I don't understand half of this yet applying what I think of as a fairly well-developed "systems intuition" the main thesis is a no-brainer. For me it goes back to the difference between animal-brain "network thinking", i.e. combining inference with pattern recognition (networks = patterns of cause and effect relationships) and vernacular language, which by comparison is a later overlay and frankly a tool for social coordination more than dealing with physical reality. Seems like the inferences in network thinking correlate with neurosymbolic reasoning. I'd like to say I'm appalled at Hinton's crude misleading metaphors, but you know, he was just trying to make a buck and boost his ego; so what if he set human progress back a few decades.
The whole debate is ill-defined. An artificial neural network *is* a symbolic system: it manipulates discrete finite numbers (the weights) with discrete arithmetic operations only, and there is a fixed loss function responsible for learning. When the network learns, it learns fixed, mathematical, and thus symbolic, structures and rules: for instance, words are converted to vectors, and then combined together with learned, but fixed mathematical operations. On the other hand, the brain is not a symbolic system, because it works according to laws of quantum physics, and manipulates electromagnetic fields, chemical substances, etc., so analog quantities.
So the debate should in reality be framed as empiricism vs rationalism. Can symbolic rules be learned from external data only or there are some rules that must be “a priori”, so precede experience, as Kant predicated? The answer is that much can be learned, but the brain has an internal a priori architecture, which is not easy to recreate.

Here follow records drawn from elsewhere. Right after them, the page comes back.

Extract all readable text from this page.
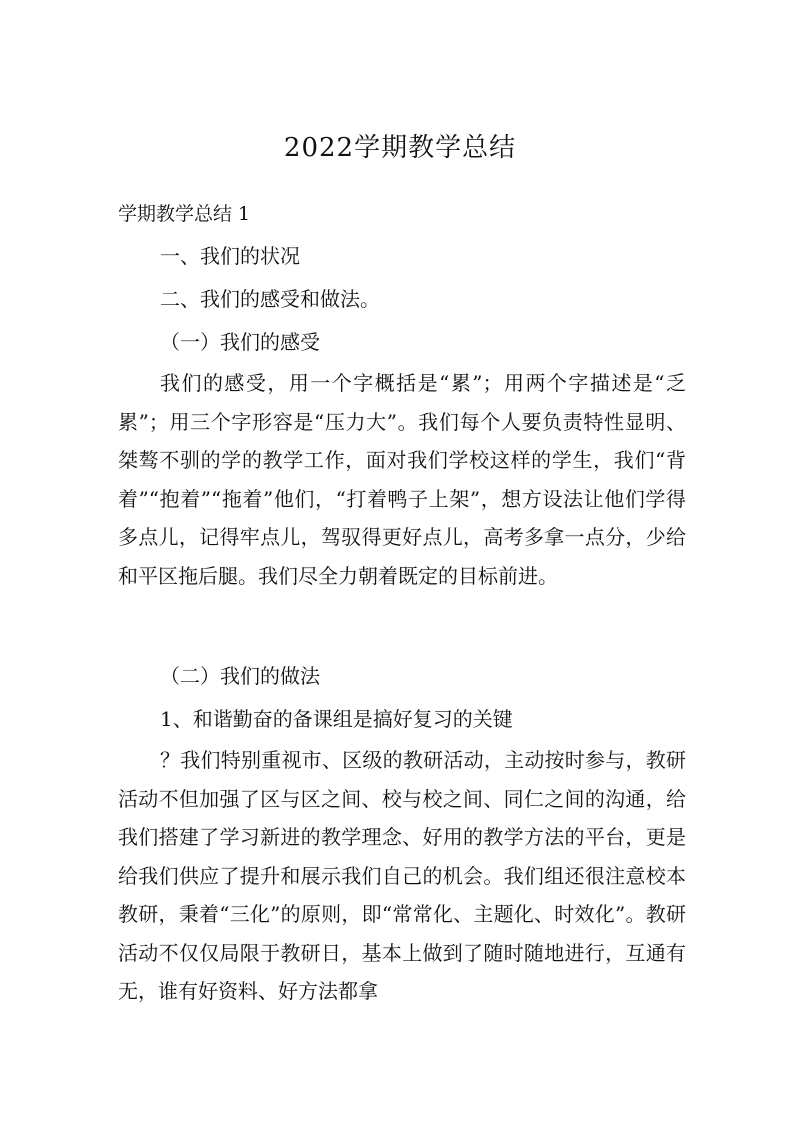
2022学期教学总结
学期教学总结 1
一、我们的状况
二、我们的感受和做法。
（一）我们的感受

我们的感受，用一个字概括是“累”；用两个字描述是“乏累”；用三个字形容是“压力大”。我们每个人要负责特性显明、桀骜不驯的学的教学工作，面对我们学校这样的学生，我们“背着”“抱着”“拖着”他们，“打着鸭子上架”，想方设法让他们学得多点儿，记得牢点儿，驾驭得更好点儿，高考多拿一点分，少给和平区拖后腿。我们尽全力朝着既定的目标前进。

（二）我们的做法
1、和谐勤奋的备课组是搞好复习的关键

？我们特别重视市、区级的教研活动，主动按时参与，教研活动不但加强了区与区之间、校与校之间、同仁之间的沟通，给我们搭建了学习新进的教学理念、好用的教学方法的平台，更是给我们供应了提升和展示我们自己的机会。我们组还很注意校本教研，秉着“三化”的原则，即“常常化、主题化、时效化”。教研活动不仅仅局限于教研日，基本上做到了随时随地进行，互通有无，谁有好资料、好方法都拿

The hardware needn't be symbolic, for example, there are analog neural chips. At one point HP bet on neural chips but that seems to have come to naught and a dead end.

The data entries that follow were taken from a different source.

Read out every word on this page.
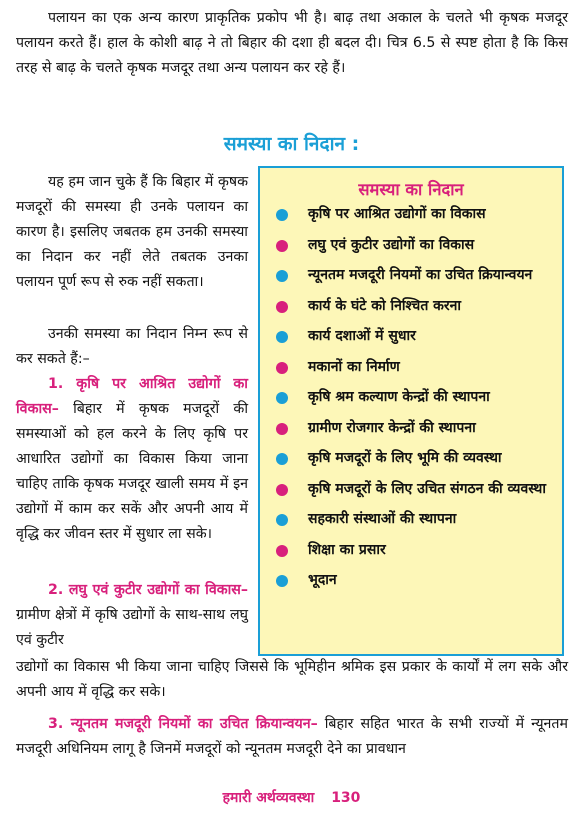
पलायन का एक अन्य कारण प्राकृतिक प्रकोप भी है। बाढ़ तथा अकाल के चलते भी कृषक मजदूर पलायन करते हैं। हाल के कोशी बाढ़ ने तो बिहार की दशा ही बदल दी। चित्र 6.5 से स्पष्ट होता है कि किस तरह से बाढ़ के चलते कृषक मजदूर तथा अन्य पलायन कर रहे हैं।

समस्या का निदान :

यह हम जान चुके हैं कि बिहार में कृषक मजदूरों की समस्या ही उनके पलायन का कारण है। इसलिए जबतक हम उनकी समस्या का निदान कर नहीं लेते तबतक उनका पलायन पूर्ण रूप से रुक नहीं सकता।

उनकी समस्या का निदान निम्न रूप से कर सकते हैं:–

1. कृषि पर आश्रित उद्योगों का विकास– बिहार में कृषक मजदूरों की समस्याओं को हल करने के लिए कृषि पर आधारित उद्योगों का विकास किया जाना चाहिए ताकि कृषक मजदूर खाली समय में इन उद्योगों में काम कर सकें और अपनी आय में वृद्धि कर जीवन स्तर में सुधार ला सके।

2. लघु एवं कुटीर उद्योगों का विकास– ग्रामीण क्षेत्रों में कृषि उद्योगों के साथ-साथ लघु एवं कुटीर

उद्योगों का विकास भी किया जाना चाहिए जिससे कि भूमिहीन श्रमिक इस प्रकार के कार्यों में लग सके और अपनी आय में वृद्धि कर सके।

3. न्यूनतम मजदूरी नियमों का उचित क्रियान्वयन– बिहार सहित भारत के सभी राज्यों में न्यूनतम मजदूरी अधिनियम लागू है जिनमें मजदूरों को न्यूनतम मजदूरी देने का प्रावधान

समस्या का निदान
कृषि पर आश्रित उद्योगों का विकास
लघु एवं कुटीर उद्योगों का विकास
न्यूनतम मजदूरी नियमों का उचित क्रियान्वयन
कार्य के घंटे को निश्चित करना
कार्य दशाओं में सुधार
मकानों का निर्माण
कृषि श्रम कल्याण केन्द्रों की स्थापना
ग्रामीण रोजगार केन्द्रों की स्थापना
कृषि मजदूरों के लिए भूमि की व्यवस्था
कृषि मजदूरों के लिए उचित संगठन की व्यवस्था
सहकारी संस्थाओं की स्थापना
शिक्षा का प्रसार
भूदान
हमारी अर्थव्यवस्था 130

Of course the hardware need not be symbolic: as I said, the human brain is not! I remember Hinton said once that analog networks are not going to have industrial success, as they cannot be copied. Every single piece of analog hardware has to be trained separately, and when it stops working, is lost, as the human brain. On the contrary, digital networks can be copied, and so trained for orders of magnitude longer periods of time.
The human brain project is copying the network and synapse weights and transferring them to digital hardware. Analog cannot be copied by reading the network, but it can be copied by matching every connection to another analog device. Slow today, but conceivably fast in the future. Hypothetical and speculative, yes, but not unimaginable.
Synapses are a tiny part of the brain. You would need to clone every single neuron, perfectly reproduce its metabolism and the chemical substances it is receptive to and generates (dopamine, serotonin, hormones etc. which have a crucial role in learning and cognition). You must also simulate the electromagnetic fields that neurons collectively generate, which are known as brainwaves, and are a crucial mechanism that we still understand poorly. You will thus need a ridiculously powerful quantum computer, at the very least. Even worse, you would need to understand all these details of how the brain works to implement them in the first place. In a distant sci-fi future it will perhaps be possible, but now it is foolish.
I think you are obfuscating the issue. replicating a small piece of brain in silicon is exactly what the brain project is doing. IOW, all the neural interactions of the piece of brain are being precisely simulated. Therefore, theoretically, a brain could be "copied".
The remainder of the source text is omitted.